Chances are strong that even if you haven’t seen this dance performed, you have heard some of the music that was composed for it. A 3/4 rhythm with a strong accent on the first beat, (ONE-two-three, ONE-two-three, ONE-two-three. Sound familiar?) this elegant dance from the heady ballroom days of 18th century Europe was once the height of style among the powdered wig crowd. Now it’s more of a catch-all term for a partnered dance with the same rhythm. Can you believe that it all started out as a common folk dance?
The box step is a basic but essential step in the repertoire of American Ballroom dancing as well as waltzing. Named after the shape that the step pattern forms, a box step allows the leader to move fluidly with their partner while transferring their full weight with each step in the pattern. If you take any ballroom dancing classes, you will be learning and perfecting your box step.

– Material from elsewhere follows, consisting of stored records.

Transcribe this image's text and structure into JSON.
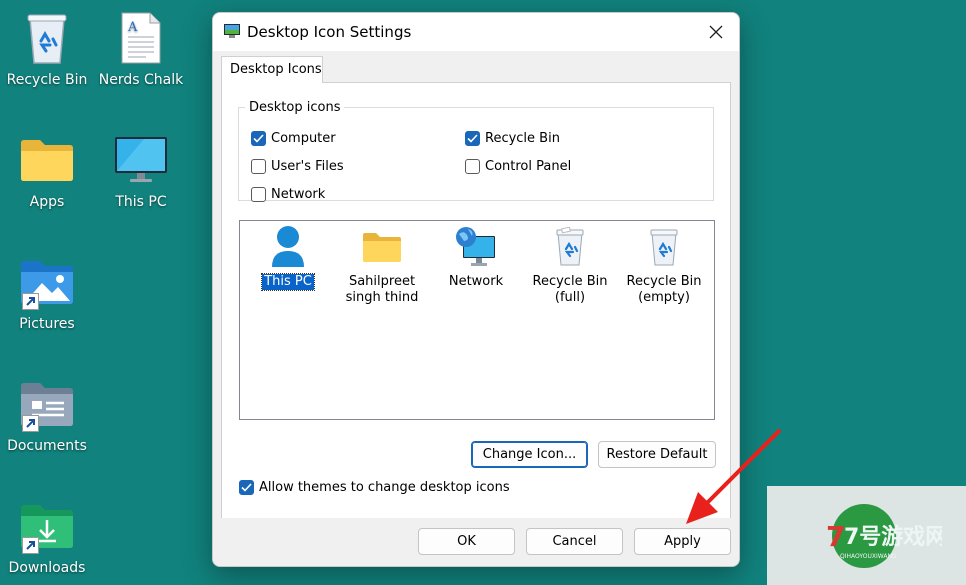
{
  "desktop": {
    "icons": [
      {
        "label": "Recycle Bin",
        "icon": "recycle-bin-icon"
      },
      {
        "label": "Nerds Chalk",
        "icon": "document-icon"
      },
      {
        "label": "Apps",
        "icon": "folder-icon"
      },
      {
        "label": "This PC",
        "icon": "monitor-icon"
      },
      {
        "label": "Pictures",
        "icon": "pictures-folder-icon"
      },
      {
        "label": "Documents",
        "icon": "documents-folder-icon"
      },
      {
        "label": "Downloads",
        "icon": "downloads-folder-icon"
      }
    ]
  },
  "dialog": {
    "title": "Desktop Icon Settings",
    "tab_label": "Desktop Icons",
    "group_label": "Desktop icons",
    "checkboxes": [
      {
        "label": "Computer",
        "checked": true
      },
      {
        "label": "Recycle Bin",
        "checked": true
      },
      {
        "label": "User's Files",
        "checked": false
      },
      {
        "label": "Control Panel",
        "checked": false
      },
      {
        "label": "Network",
        "checked": false
      }
    ],
    "icon_list": [
      {
        "label": "This PC",
        "selected": true,
        "icon": "user-icon"
      },
      {
        "label": "Sahilpreet singh thind",
        "selected": false,
        "icon": "folder-icon"
      },
      {
        "label": "Network",
        "selected": false,
        "icon": "network-icon"
      },
      {
        "label": "Recycle Bin (full)",
        "selected": false,
        "icon": "recycle-bin-full-icon"
      },
      {
        "label": "Recycle Bin (empty)",
        "selected": false,
        "icon": "recycle-bin-empty-icon"
      }
    ],
    "change_icon_label": "Change Icon...",
    "restore_default_label": "Restore Default",
    "allow_themes_label": "Allow themes to change desktop icons",
    "allow_themes_checked": true,
    "ok_label": "OK",
    "cancel_label": "Cancel",
    "apply_label": "Apply"
  },
  "watermark": {
    "text": "7号游戏网",
    "subtext": "QIHAOYOUXIWANG"
  },
  "colors": {
    "desktop": "#11827d",
    "accent": "#1a66b8",
    "annotation_arrow": "#e8211c"
  }
}
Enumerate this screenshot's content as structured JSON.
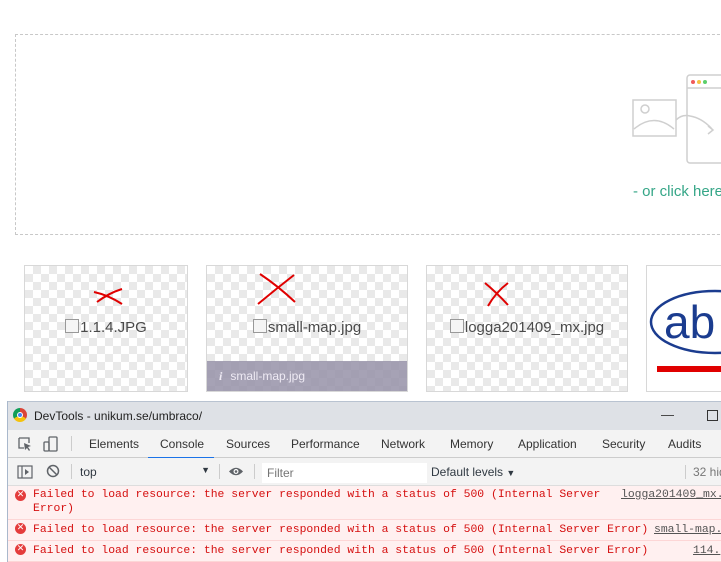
{
  "upload": {
    "click_here": "- or click here"
  },
  "thumbnails": [
    {
      "alt": "1.1.4.JPG"
    },
    {
      "alt": "small-map.jpg",
      "caption": "small-map.jpg"
    },
    {
      "alt": "logga201409_mx.jpg"
    },
    {
      "logo_text": "ab"
    }
  ],
  "devtools": {
    "title": "DevTools - unikum.se/umbraco/",
    "tabs": [
      "Elements",
      "Console",
      "Sources",
      "Performance",
      "Network",
      "Memory",
      "Application",
      "Security",
      "Audits"
    ],
    "active_tab": "Console",
    "context": "top",
    "filter_placeholder": "Filter",
    "levels": "Default levels",
    "hidden_count": "32 hid",
    "messages": [
      {
        "line1": "Failed to load resource: the server responded with a status of 500 (Internal Server",
        "line2": "Error)",
        "source": "logga201409_mx."
      },
      {
        "line1": "Failed to load resource: the server responded with a status of 500 (Internal Server Error)",
        "source": "small-map."
      },
      {
        "line1": "Failed to load resource: the server responded with a status of 500 (Internal Server Error)",
        "source": "114."
      }
    ]
  },
  "colors": {
    "accent_link": "#35a687",
    "error_text": "#d50f0f",
    "error_bg": "#fff0f0",
    "tab_underline": "#1a73e8",
    "annotation_red": "#e00000"
  }
}
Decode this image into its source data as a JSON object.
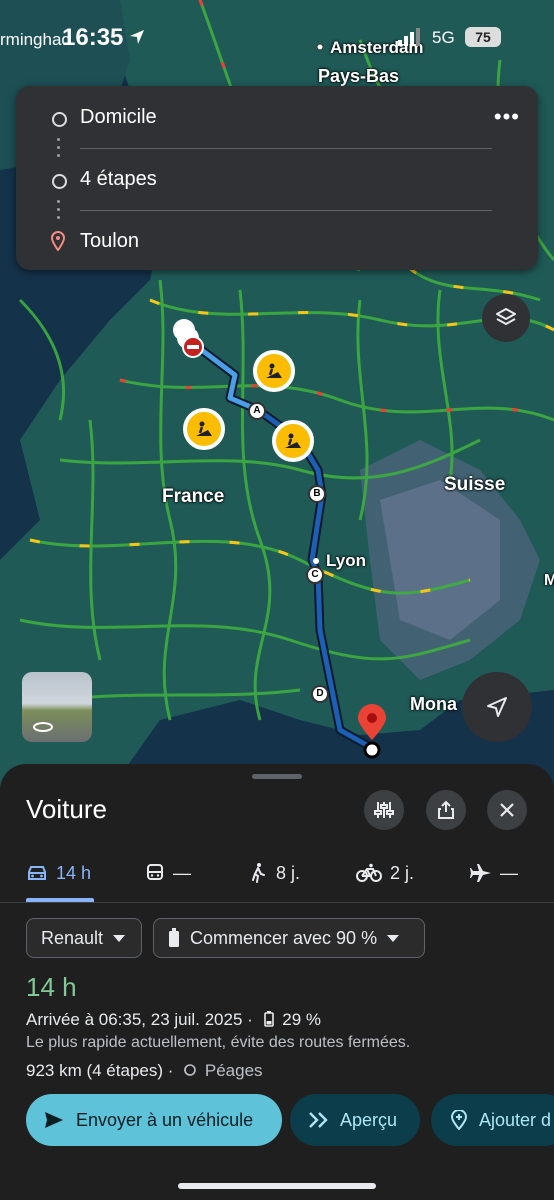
{
  "status": {
    "time": "16:35",
    "left_text": "rminghad",
    "network": "5G",
    "battery": "75"
  },
  "map": {
    "labels": {
      "amsterdam": "Amsterdam",
      "pays_bas": "Pays-Bas",
      "france": "France",
      "suisse": "Suisse",
      "lyon": "Lyon",
      "monaco": "Mona",
      "edge_m": "M"
    },
    "waypoints": [
      "A",
      "B",
      "C",
      "D"
    ]
  },
  "route_card": {
    "origin": "Domicile",
    "stops": "4 étapes",
    "destination": "Toulon",
    "more": "•••"
  },
  "sheet": {
    "title": "Voiture",
    "modes": [
      {
        "name": "car",
        "label": "14 h"
      },
      {
        "name": "transit",
        "label": "—"
      },
      {
        "name": "walk",
        "label": "8 j."
      },
      {
        "name": "bike",
        "label": "2 j."
      },
      {
        "name": "flight",
        "label": "—"
      }
    ],
    "chips": {
      "vehicle": "Renault",
      "battery": "Commencer avec 90 %"
    },
    "duration": "14 h",
    "arrival": "Arrivée à 06:35, 23 juil. 2025 ·",
    "arrival_battery": "29 %",
    "note": "Le plus rapide actuellement, évite des routes fermées.",
    "distance": "923 km (4 étapes) ·",
    "tolls": "Péages",
    "actions": {
      "send": "Envoyer à un véhicule",
      "preview": "Aperçu",
      "add": "Ajouter d"
    }
  },
  "colors": {
    "accent": "#8ab4f8",
    "duration_green": "#81c995",
    "primary_btn": "#5ec2d9",
    "secondary_btn": "#0b3d4a",
    "map_water": "#14324a",
    "map_land": "#1f5a57",
    "roads": "#3fae3f"
  }
}
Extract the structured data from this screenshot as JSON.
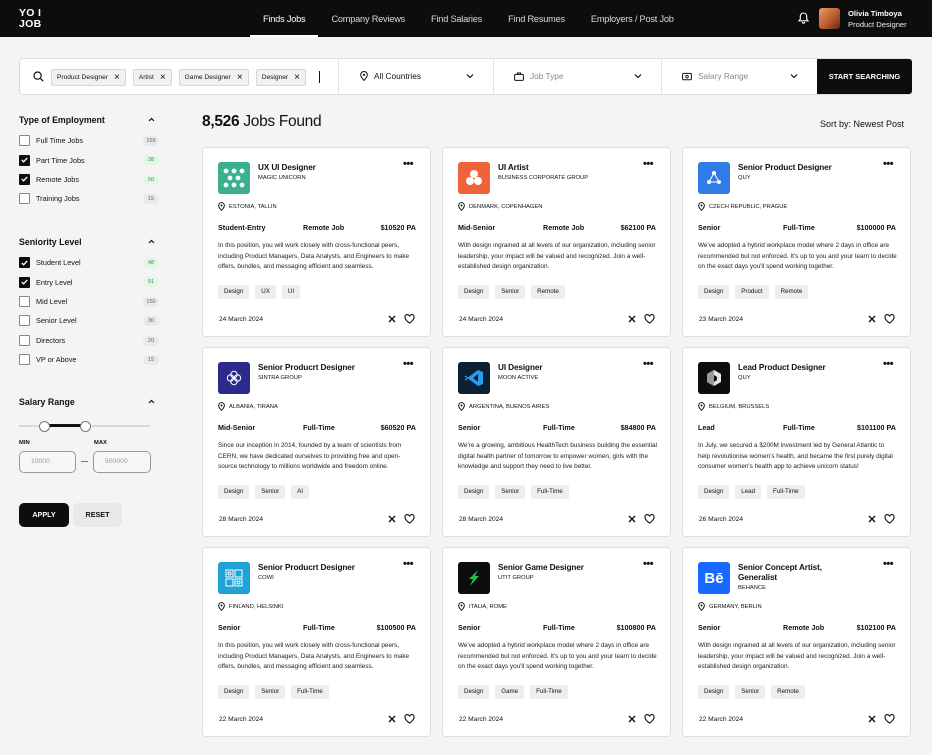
{
  "brand": {
    "logo": "YO I\nJOB"
  },
  "nav": {
    "links": [
      "Finds Jobs",
      "Company Reviews",
      "Find Salaries",
      "Find Resumes",
      "Employers / Post Job"
    ]
  },
  "user": {
    "name": "Olivia Timboya",
    "role": "Product Designer"
  },
  "search": {
    "chips": [
      "Product Designer",
      "Artist",
      "Game Designer",
      "Designer"
    ],
    "country": "All Countries",
    "job_type_placeholder": "Job Type",
    "salary_placeholder": "Salary Range",
    "button": "START SEARCHING"
  },
  "filters": {
    "employment": {
      "title": "Type of Employment",
      "items": [
        {
          "label": "Full Time Jobs",
          "count": "159",
          "checked": false
        },
        {
          "label": "Part Time Jobs",
          "count": "38",
          "checked": true
        },
        {
          "label": "Remote Jobs",
          "count": "50",
          "checked": true
        },
        {
          "label": "Training Jobs",
          "count": "15",
          "checked": false
        }
      ]
    },
    "seniority": {
      "title": "Seniority Level",
      "items": [
        {
          "label": "Student Level",
          "count": "48",
          "checked": true
        },
        {
          "label": "Entry Level",
          "count": "91",
          "checked": true
        },
        {
          "label": "Mid Level",
          "count": "150",
          "checked": false
        },
        {
          "label": "Senior Level",
          "count": "30",
          "checked": false
        },
        {
          "label": "Directors",
          "count": "20",
          "checked": false
        },
        {
          "label": "VP or Above",
          "count": "15",
          "checked": false
        }
      ]
    },
    "salary": {
      "title": "Salary Range",
      "min_label": "MIN",
      "max_label": "MAX",
      "min_placeholder": "10000",
      "max_placeholder": "500000"
    },
    "apply": "APPLY",
    "reset": "RESET"
  },
  "results": {
    "count": "8,526",
    "label": "Jobs Found",
    "sort": "Sort by: Newest Post"
  },
  "jobs": [
    {
      "title": "UX UI Designer",
      "company": "MAGIC UNICORN",
      "location": "ESTONIA, TALLIN",
      "level": "Student-Entry",
      "type": "Remote Job",
      "salary": "$10520 PA",
      "desc": "In this position, you will work closely with cross-functional peers, including Product Managers, Data Analysts, and Engineers to make offers, bundles, and messaging efficient and seamless.",
      "tags": [
        "Design",
        "UX",
        "UI"
      ],
      "date": "24 March 2024",
      "logo_color": "#3bb08f",
      "icon": "hex-pattern-icon"
    },
    {
      "title": "UI Artist",
      "company": "BUSINESS CORPORATE GROUP",
      "location": "DENMARK, COPENHAGEN",
      "level": "Mid-Senior",
      "type": "Remote Job",
      "salary": "$62100 PA",
      "desc": "With design ingrained at all levels of our organization, including senior leadership, your impact will be valued and recognized. Join a well-established design organization.",
      "tags": [
        "Design",
        "Senior",
        "Remote"
      ],
      "date": "24 March 2024",
      "logo_color": "#f0633a",
      "icon": "circles-icon"
    },
    {
      "title": "Senior Product Designer",
      "company": "QUY",
      "location": "CZECH REPUBLIC, PRAGUE",
      "level": "Senior",
      "type": "Full-Time",
      "salary": "$100000 PA",
      "desc": "We've adopted a hybrid workplace model where 2 days in office are recommended but not enforced. It's up to you and your team to decide on the exact days you'll spend working together.",
      "tags": [
        "Design",
        "Product",
        "Remote"
      ],
      "date": "23 March 2024",
      "logo_color": "#2f7be8",
      "icon": "nodes-icon"
    },
    {
      "title": "Senior Producrt Designer",
      "company": "SINTRA GROUP",
      "location": "ALBANIA, TIRANA",
      "level": "Mid-Senior",
      "type": "Full-Time",
      "salary": "$60520 PA",
      "desc": "Since our inception in 2014, founded by a team of scientists from CERN, we have dedicated ourselves to providing free and open-source technology to millions worldwide and freedom online.",
      "tags": [
        "Design",
        "Senior",
        "AI"
      ],
      "date": "28 March 2024",
      "logo_color": "#2c2a8a",
      "icon": "flower-icon"
    },
    {
      "title": "UI Designer",
      "company": "MOON ACTIVE",
      "location": "ARGENTINA, BUENOS AIRES",
      "level": "Senior",
      "type": "Full-Time",
      "salary": "$84800 PA",
      "desc": "We're a growing, ambitious HealthTech business building the essential digital health partner of tomorrow to empower women, girls with the knowledge and support they need to live better.",
      "tags": [
        "Design",
        "Senior",
        "Full-Time"
      ],
      "date": "28 March 2024",
      "logo_color": "#0d1f33",
      "icon": "code-editor-icon"
    },
    {
      "title": "Lead Product Designer",
      "company": "QUY",
      "location": "BELGIUM, BRUSSELS",
      "level": "Lead",
      "type": "Full-Time",
      "salary": "$101100 PA",
      "desc": "In July, we secured a $200M investment led by General Atlantic to help revolutionise women's health, and became the first purely digital consumer women's health app to achieve unicorn status!",
      "tags": [
        "Design",
        "Lead",
        "Full-Time"
      ],
      "date": "26 March 2024",
      "logo_color": "#0d0d0d",
      "icon": "hexagon-icon"
    },
    {
      "title": "Senior Producrt Designer",
      "company": "COWI",
      "location": "FINLAND, HELSINKI",
      "level": "Senior",
      "type": "Full-Time",
      "salary": "$100500 PA",
      "desc": "In this position, you will work closely with cross-functional peers, including Product Managers, Data Analysts, and Engineers to make offers, bundles, and messaging efficient and seamless.",
      "tags": [
        "Design",
        "Senior",
        "Full-Time"
      ],
      "date": "22 March 2024",
      "logo_color": "#1fa3d6",
      "icon": "grid-pattern-icon"
    },
    {
      "title": "Senior Game Designer",
      "company": "UTIT GROUP",
      "location": "ITALIA, ROME",
      "level": "Senior",
      "type": "Full-Time",
      "salary": "$100800 PA",
      "desc": "We've adopted a hybrid workplace model where 2 days in office are recommended but not enforced. It's up to you and your team to decide on the exact days you'll spend working together.",
      "tags": [
        "Design",
        "Game",
        "Full-Time"
      ],
      "date": "22 March 2024",
      "logo_color": "#0d0d0d",
      "icon": "arrow-mark-icon"
    },
    {
      "title": "Senior Concept Artist, Generalist",
      "company": "BEHANCE",
      "location": "GERMANY, BERLIN",
      "level": "Senior",
      "type": "Remote Job",
      "salary": "$102100 PA",
      "desc": "With design ingrained at all levels of our organization, including senior leadership, your impact will be valued and recognized. Join a well-established design organization.",
      "tags": [
        "Design",
        "Senior",
        "Remote"
      ],
      "date": "22 March 2024",
      "logo_color": "#1769ff",
      "icon": "behance-icon",
      "logo_text": "Bē"
    }
  ]
}
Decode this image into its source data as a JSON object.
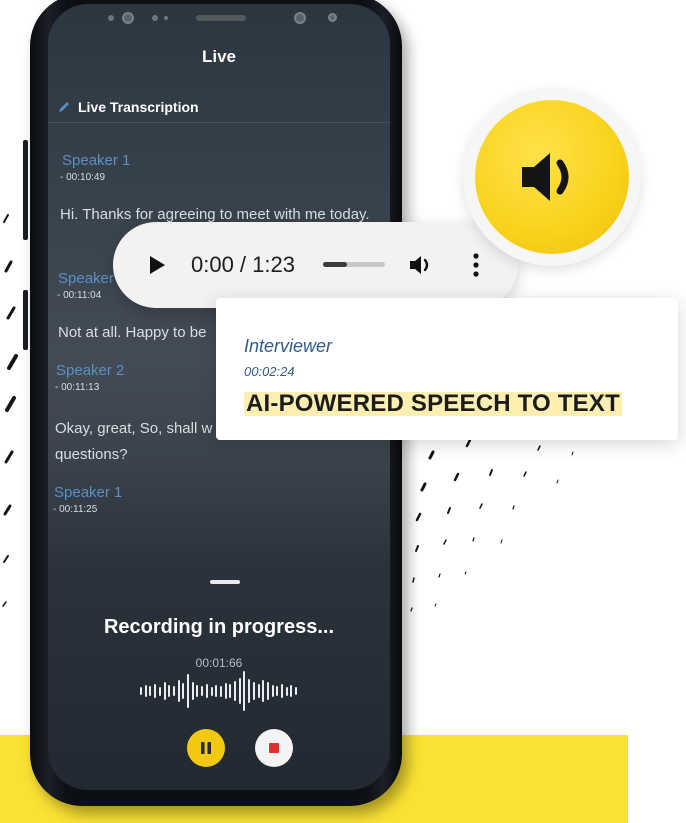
{
  "app": {
    "title": "Live",
    "subtitle": "Live Transcription"
  },
  "transcript": [
    {
      "speaker": "Speaker 1",
      "time": "- 00:10:49",
      "text": "Hi. Thanks for agreeing to meet with me today."
    },
    {
      "speaker": "Speaker 2",
      "time": "- 00:11:04",
      "text": "Not at all. Happy to be"
    },
    {
      "speaker": "Speaker 2",
      "time": "- 00:11:13",
      "text": "Okay, great, So, shall w questions?"
    },
    {
      "speaker": "Speaker 1",
      "time": "- 00:11:25",
      "text": ""
    }
  ],
  "recording": {
    "status": "Recording in progress...",
    "elapsed": "00:01:66"
  },
  "player": {
    "time": "0:00 / 1:23",
    "progress_fraction": 0.38
  },
  "card": {
    "speaker": "Interviewer",
    "time": "00:02:24",
    "headline": "AI-POWERED SPEECH TO TEXT"
  },
  "colors": {
    "accent_yellow": "#f8d21b",
    "band_yellow": "#fae233",
    "speaker_blue": "#5b8fc7",
    "card_blue": "#2f5b8f",
    "highlight": "#fdefb2"
  },
  "icons": [
    "edit-icon",
    "play-icon",
    "volume-icon",
    "more-vert-icon",
    "speaker-volume-icon",
    "pause-icon",
    "stop-icon"
  ]
}
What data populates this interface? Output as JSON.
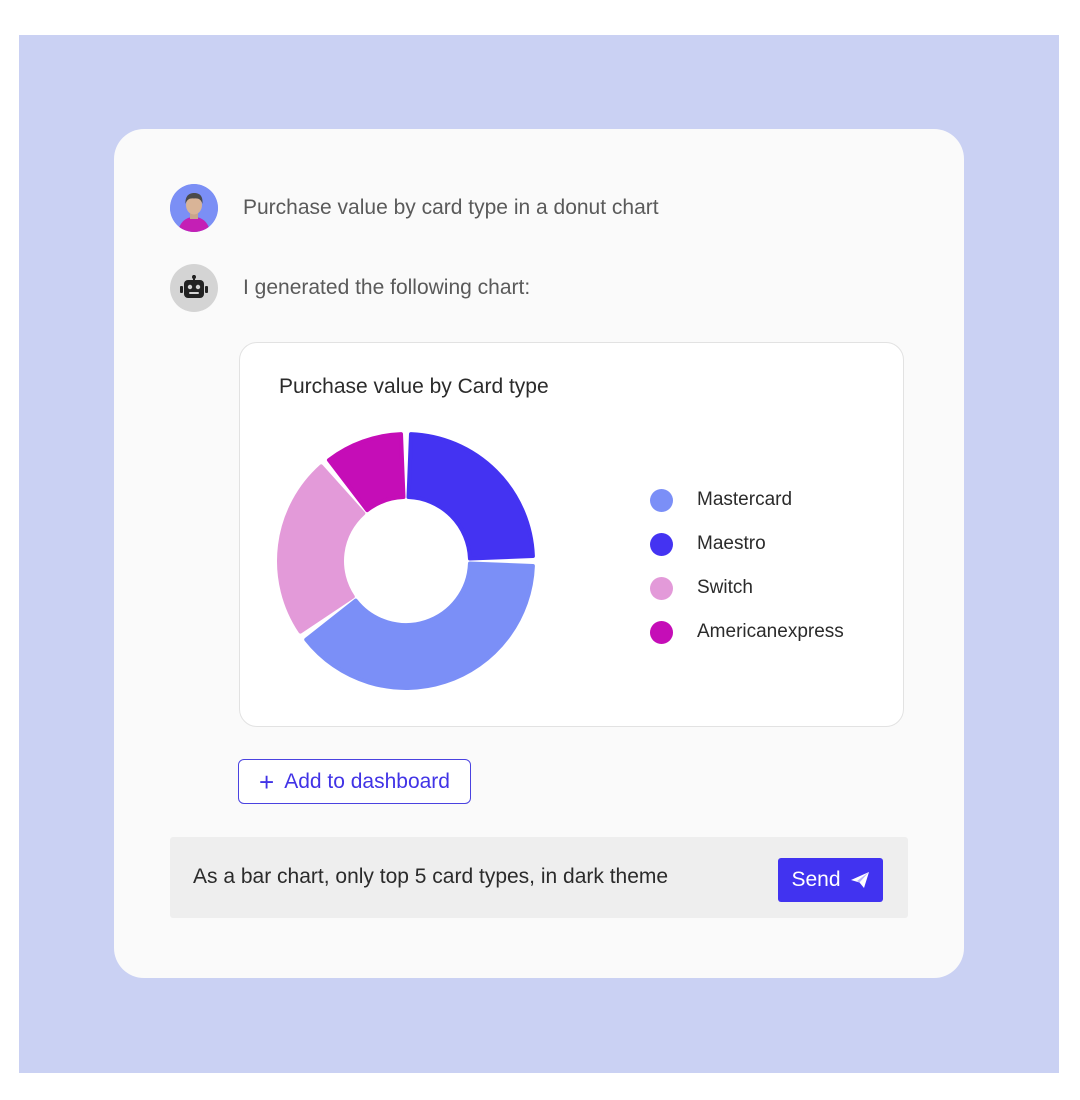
{
  "conversation": {
    "user_message": "Purchase value by card type in a donut chart",
    "bot_message": "I generated the following chart:"
  },
  "chart_data": {
    "type": "donut",
    "title": "Purchase value by Card type",
    "categories": [
      "Mastercard",
      "Maestro",
      "Switch",
      "Americanexpress"
    ],
    "values": [
      40,
      25,
      24,
      11
    ],
    "colors": [
      "#7b8ff7",
      "#4433f2",
      "#e39ad9",
      "#c50db7"
    ],
    "legend_position": "right"
  },
  "actions": {
    "add_to_dashboard_label": "Add to dashboard",
    "add_icon": "plus-icon"
  },
  "composer": {
    "input_value": "As a bar chart, only top 5 card types, in dark theme",
    "send_label": "Send",
    "send_icon": "paper-plane-icon"
  }
}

Dance isn’t just about the feet and legs, it takes the entire body in a cooperative effort to truly move! Arm styling, for instance, reflects the precise positioning of the upper limbs to properly express a particular genre of dance. Jazz hands is one of the most widely recognized and popular arm movements across many types of dance. From synchronized musicals to swing dancing to cheerleading, this move with palm-out hands and outstretched fingers is universally recognized by beginners and pros.